C'était Boum qui avait raison. La douleur n'est pas plus une personne qu'une chose: ce sont les parents qui pensent cela parce que c'est plus commode pour se plaindre et pour s'excuser. En réalité elle est quelque chose de bien différent. Sans le comprendre, l'enfant s'en rendait compte. La nature n'est ni bienveillante, ni malveillante, elle est indifférente simplement; dans elle, les actes et les sentiments se succèdent sans ordre et sans autre raison que l'accomplissement de la vie; de leur juxtaposition et de leur somme découlent, pour ceux qui en sont touchés, la souffrance ou la joie, personne n'est responsable; en faisant beaucoup souffrir, tout le monde fait de son mieux.

C'est pourquoi dans ce grand esprit de justice qui est l'apanage des enfants, Boum n'en voulut pas non plus à Claude. Le mari de Line ne pouvait pas avoir agi pour lui faire de la peine puisqu'ils ne se connaissaient même pas l'un l'autre auparavant. Etant venu, Claude avait trouvé Line à son goût -- beaucoup auraient été de son avis, la seule particularité surprenante était qu'il n'y eut personne avant lui, -- il l'avait prise, tout simplement.

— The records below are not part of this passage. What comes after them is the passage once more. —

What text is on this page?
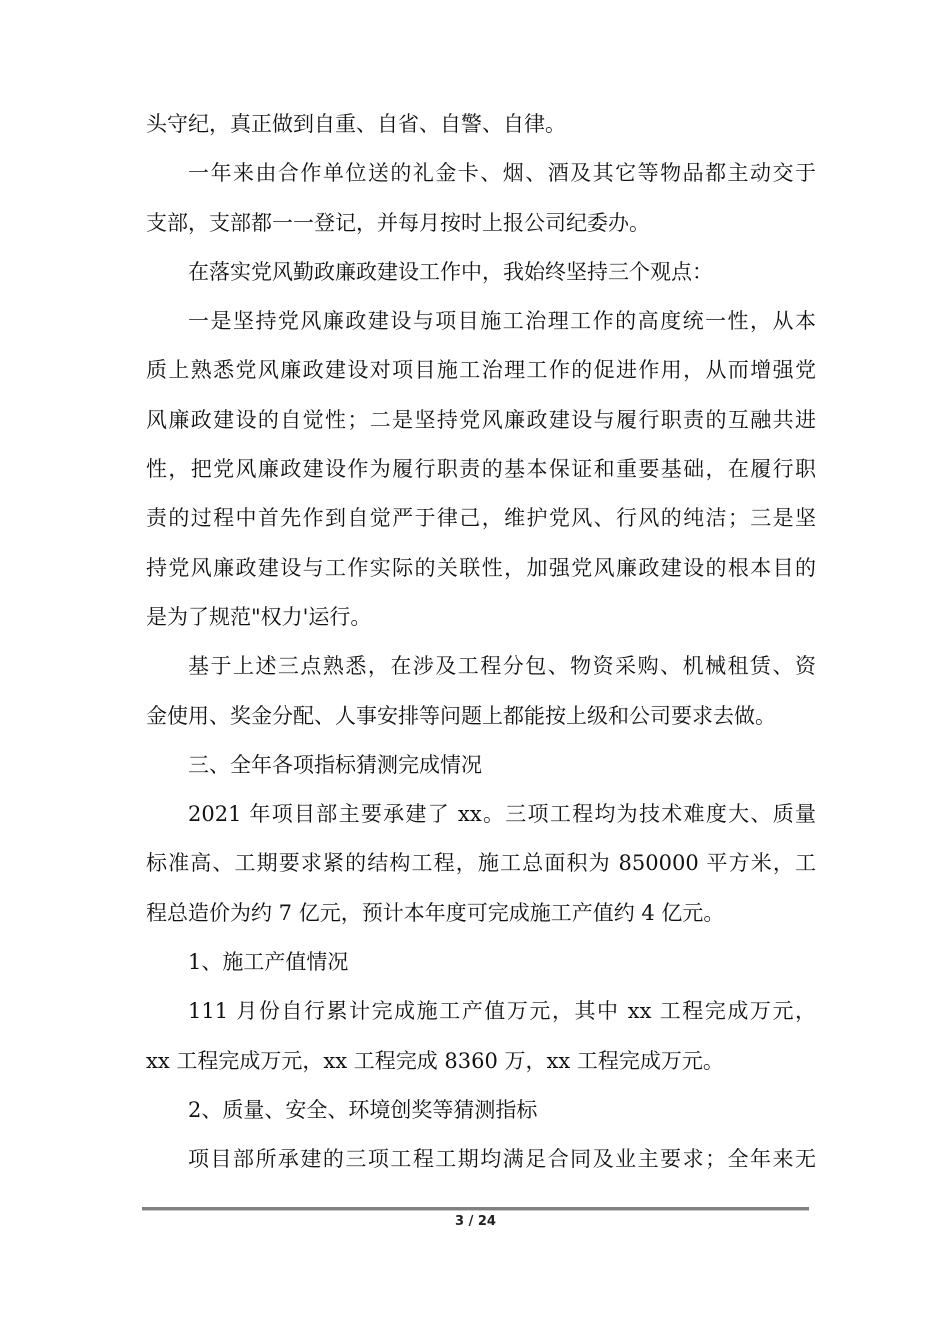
头守纪，真正做到自重、自省、自警、自律。
一年来由合作单位送的礼金卡、烟、酒及其它等物品都主动交于
支部，支部都一一登记，并每月按时上报公司纪委办。
在落实党风勤政廉政建设工作中，我始终坚持三个观点：
一是坚持党风廉政建设与项目施工治理工作的高度统一性，从本
质上熟悉党风廉政建设对项目施工治理工作的促进作用，从而增强党
风廉政建设的自觉性；二是坚持党风廉政建设与履行职责的互融共进
性，把党风廉政建设作为履行职责的基本保证和重要基础，在履行职
责的过程中首先作到自觉严于律己，维护党风、行风的纯洁；三是坚
持党风廉政建设与工作实际的关联性，加强党风廉政建设的根本目的
是为了规范"权力'运行。
基于上述三点熟悉，在涉及工程分包、物资采购、机械租赁、资
金使用、奖金分配、人事安排等问题上都能按上级和公司要求去做。
三、全年各项指标猜测完成情况
2021 年项目部主要承建了 xx。三项工程均为技术难度大、质量
标准高、工期要求紧的结构工程，施工总面积为 850000 平方米，工
程总造价为约 7 亿元，预计本年度可完成施工产值约 4 亿元。
1、施工产值情况
111 月份自行累计完成施工产值万元，其中 xx 工程完成万元，
xx 工程完成万元，xx 工程完成 8360 万，xx 工程完成万元。
2、质量、安全、环境创奖等猜测指标
项目部所承建的三项工程工期均满足合同及业主要求；全年来无
3 / 24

Seulement Boum, qui méditait sans cesse sur ce sujet, constatait qu'entre Line, c'est-à-dire sa joie et lui, il y avait bien cependant ce Claude et qu'il n'y avait que Claude. Que cet intrus n'eut pas agi dans un esprit méchant, il n'en restait pas moins la cause, cause inconsciente mais cause réelle tout de même, de tout le mal. S'il n'était pas venu chez eux s'occuper de Line, lui parler, la flatter, lui faire des cadeaux de grande personne, l'enlever enfin: Line serait encore là tendre, intéressée, heureuse et rayonnante, à Boum, toute à Boum comme autrefois. Sans compter qu'aucune raison ne militait pour faire changer les choses: Claude n'avait aucun motif pour cesser d'être heureux avec et par Line: la souffrance de Boum devrait donc durer toujours.

Toujours! On n'a pas idée comme c'est long pour les petits garçons, cette idée là. Alors, une seule pensée envahit son pauvre coeur, pensée très simple, très pure, à laquelle ne se mêlait aucune appréhension, aucune haine, rien qu'une conscience parfaite des réalités dont découlait une résolution qui s'imposait, avec l'inexorable nécessité d'une loi physique: il fallait séparer Claude de Line, voilà tout.

Comment opérer cette séparation, voilà où le problème devenait singulièrement difficile. Pendant de longs jours, Boum envisagea d'abord l'idée de provoquer un voyage de Claude. Mais il l'abandonnait bientôt parce que avec la possibilité catastrophale de voir Claude emmener sa femme, le retour de l'indésiré restait toujours comme un danger menaçant. Alors l'autre solution se présenta radicale et définitive: celle de l'autre départ, du grand voyage dont on ne revient jamais, jamais: il fallait que Claude mourut, sans cela Boum ne voulait plus vivre. Les autres pouvaient ne pas comprendre, mais Boum qui avait envisagé tous les raisonnements et vidé toutes les hypothèses, le savait: c'était ainsi.

... Les crises revinrent plus fréquentes. Le terrible mal de tête ne lâchait presque plus le pauvre petit patient qui se plaignait doucement:

- Maman, j'ai bien mal...

La douleur descendait jusqu'au milieu de son dos. On avait dû allonger l'arrière du bonnet à glace.

- Maintenant c'est un casque, comme le vieux de papa, qui avait une crinière... lui disait-on.